Je n’y réfléchis pas tant que ça, de toutes façons. J’avais le temps de faire cet album et le label Sub Pop… voulait un nouveau disque, alors je l’ai fait. Mais je n’y pense pas plus que ça. Oui, les limitations m’ont servi à en faire un album plus simple.

Vous avez dû vous brider ?

Oui. Ce sont les chansons… Parfois elles sont destinées à faire du bruit… et parfois je dois faire avec les limites qu’elles imposent.

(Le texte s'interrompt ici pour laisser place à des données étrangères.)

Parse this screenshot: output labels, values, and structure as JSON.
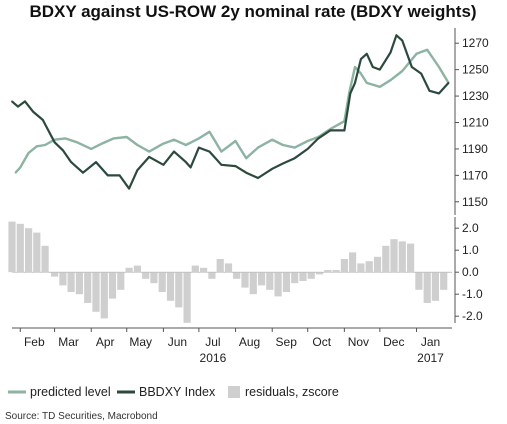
{
  "colors": {
    "predicted": "#8db3a1",
    "index": "#2c4a3c",
    "residuals": "#cfcfcf",
    "axis": "#555555",
    "zero_line": "#999999"
  },
  "chart_data": [
    {
      "type": "line",
      "title": "BDXY against US-ROW 2y nominal rate (BDXY weights)",
      "y_axis_position": "right",
      "ylim": [
        1140,
        1280
      ],
      "yticks": [
        1150,
        1170,
        1190,
        1210,
        1230,
        1250,
        1270
      ],
      "x_range": [
        "2016-01-25",
        "2017-01-31"
      ],
      "series": [
        {
          "name": "predicted level",
          "x": [
            "2016-01-28",
            "2016-02-01",
            "2016-02-08",
            "2016-02-15",
            "2016-02-22",
            "2016-03-01",
            "2016-03-10",
            "2016-03-20",
            "2016-04-01",
            "2016-04-10",
            "2016-04-20",
            "2016-05-01",
            "2016-05-10",
            "2016-05-20",
            "2016-06-01",
            "2016-06-10",
            "2016-06-20",
            "2016-07-01",
            "2016-07-10",
            "2016-07-20",
            "2016-08-01",
            "2016-08-10",
            "2016-08-20",
            "2016-09-01",
            "2016-09-10",
            "2016-09-20",
            "2016-10-01",
            "2016-10-10",
            "2016-10-20",
            "2016-11-01",
            "2016-11-05",
            "2016-11-10",
            "2016-11-15",
            "2016-11-20",
            "2016-12-01",
            "2016-12-10",
            "2016-12-20",
            "2017-01-01",
            "2017-01-10",
            "2017-01-20",
            "2017-01-28"
          ],
          "values": [
            1172,
            1176,
            1187,
            1192,
            1193,
            1197,
            1198,
            1195,
            1190,
            1194,
            1198,
            1199,
            1193,
            1188,
            1194,
            1197,
            1193,
            1198,
            1203,
            1188,
            1196,
            1183,
            1191,
            1197,
            1193,
            1191,
            1196,
            1199,
            1205,
            1211,
            1232,
            1252,
            1247,
            1240,
            1237,
            1242,
            1249,
            1262,
            1265,
            1252,
            1240
          ]
        },
        {
          "name": "BBDXY Index",
          "x": [
            "2016-01-25",
            "2016-01-30",
            "2016-02-05",
            "2016-02-12",
            "2016-02-20",
            "2016-03-01",
            "2016-03-08",
            "2016-03-15",
            "2016-03-25",
            "2016-04-05",
            "2016-04-15",
            "2016-04-25",
            "2016-05-03",
            "2016-05-10",
            "2016-05-20",
            "2016-06-01",
            "2016-06-10",
            "2016-06-20",
            "2016-06-24",
            "2016-07-01",
            "2016-07-10",
            "2016-07-20",
            "2016-08-01",
            "2016-08-10",
            "2016-08-20",
            "2016-09-01",
            "2016-09-10",
            "2016-09-20",
            "2016-10-01",
            "2016-10-10",
            "2016-10-20",
            "2016-11-01",
            "2016-11-06",
            "2016-11-10",
            "2016-11-15",
            "2016-11-20",
            "2016-11-25",
            "2016-12-01",
            "2016-12-10",
            "2016-12-15",
            "2016-12-20",
            "2016-12-28",
            "2017-01-05",
            "2017-01-12",
            "2017-01-20",
            "2017-01-28"
          ],
          "values": [
            1226,
            1222,
            1226,
            1218,
            1212,
            1195,
            1189,
            1180,
            1172,
            1180,
            1170,
            1170,
            1160,
            1174,
            1184,
            1178,
            1188,
            1180,
            1176,
            1191,
            1188,
            1178,
            1177,
            1172,
            1168,
            1175,
            1179,
            1183,
            1190,
            1198,
            1204,
            1204,
            1232,
            1240,
            1258,
            1262,
            1252,
            1250,
            1263,
            1276,
            1272,
            1252,
            1247,
            1234,
            1232,
            1240
          ]
        }
      ]
    },
    {
      "type": "bar",
      "ylim": [
        -2.4,
        2.6
      ],
      "yticks": [
        "2.0",
        "1.0",
        "0.0",
        "-1.0",
        "-2.0"
      ],
      "ytick_values": [
        2,
        1,
        0,
        -1,
        -2
      ],
      "x": [
        "2016-01-25",
        "2016-02-01",
        "2016-02-08",
        "2016-02-15",
        "2016-02-22",
        "2016-03-01",
        "2016-03-08",
        "2016-03-15",
        "2016-03-22",
        "2016-03-29",
        "2016-04-05",
        "2016-04-12",
        "2016-04-19",
        "2016-04-26",
        "2016-05-03",
        "2016-05-10",
        "2016-05-17",
        "2016-05-24",
        "2016-05-31",
        "2016-06-07",
        "2016-06-14",
        "2016-06-21",
        "2016-06-28",
        "2016-07-05",
        "2016-07-12",
        "2016-07-19",
        "2016-07-26",
        "2016-08-02",
        "2016-08-09",
        "2016-08-16",
        "2016-08-23",
        "2016-08-30",
        "2016-09-06",
        "2016-09-13",
        "2016-09-20",
        "2016-09-27",
        "2016-10-04",
        "2016-10-11",
        "2016-10-18",
        "2016-10-25",
        "2016-11-01",
        "2016-11-08",
        "2016-11-15",
        "2016-11-22",
        "2016-11-29",
        "2016-12-06",
        "2016-12-13",
        "2016-12-20",
        "2016-12-27",
        "2017-01-03",
        "2017-01-10",
        "2017-01-17",
        "2017-01-24"
      ],
      "values": [
        2.3,
        2.2,
        2.0,
        1.8,
        1.2,
        -0.2,
        -0.6,
        -0.9,
        -1.0,
        -1.4,
        -1.8,
        -2.1,
        -1.2,
        -0.8,
        0.2,
        0.3,
        -0.3,
        -0.5,
        -0.9,
        -1.3,
        -1.6,
        -2.3,
        0.3,
        0.2,
        -0.3,
        0.6,
        0.4,
        -0.3,
        -0.7,
        -1.0,
        -0.6,
        -0.8,
        -1.1,
        -0.9,
        -0.5,
        -0.4,
        -0.3,
        -0.1,
        0.1,
        0.1,
        0.6,
        0.9,
        0.4,
        0.5,
        0.7,
        1.2,
        1.5,
        1.4,
        1.3,
        -0.8,
        -1.4,
        -1.3,
        -0.8
      ]
    }
  ],
  "x_axis": {
    "months": [
      {
        "label": "Feb",
        "date": "2016-02-01"
      },
      {
        "label": "Mar",
        "date": "2016-03-01"
      },
      {
        "label": "Apr",
        "date": "2016-04-01"
      },
      {
        "label": "May",
        "date": "2016-05-01"
      },
      {
        "label": "Jun",
        "date": "2016-06-01"
      },
      {
        "label": "Jul",
        "date": "2016-07-01"
      },
      {
        "label": "Aug",
        "date": "2016-08-01"
      },
      {
        "label": "Sep",
        "date": "2016-09-01"
      },
      {
        "label": "Oct",
        "date": "2016-10-01"
      },
      {
        "label": "Nov",
        "date": "2016-11-01"
      },
      {
        "label": "Dec",
        "date": "2016-12-01"
      },
      {
        "label": "Jan",
        "date": "2017-01-01"
      }
    ],
    "years": [
      {
        "label": "2016",
        "date": "2016-07-01"
      },
      {
        "label": "2017",
        "date": "2017-01-01"
      }
    ]
  },
  "legend": [
    {
      "label": "predicted level",
      "kind": "line",
      "color_key": "predicted"
    },
    {
      "label": "BBDXY Index",
      "kind": "line",
      "color_key": "index"
    },
    {
      "label": "residuals, zscore",
      "kind": "box",
      "color_key": "residuals"
    }
  ],
  "source": "Source: TD Securities, Macrobond"
}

Je dois faire le chemin jusqu’à la chanson exacte.

Le processus d’écriture diffère-t-il alors de votre travail pour Dinosaur Jr ?

Pas le processus en fait: j’ai toujours en tête ce que je veux pour l’album… Alors parfois une chanson arrive et je me dis « ne l’utilise pas maintenant, garde-la pour une autre fois ».

Tied to a Star est tout de même un peu plus électrique que le précédent

Il a surtout quelques drums que Several Shades of Why n’avait pas… Ouais, je suis toujours à vouloir mettre des drums et des guitares électriques partout. Parfois il s’avère que c’est ce dont la chanson a besoin… et c’est ce que je préfère.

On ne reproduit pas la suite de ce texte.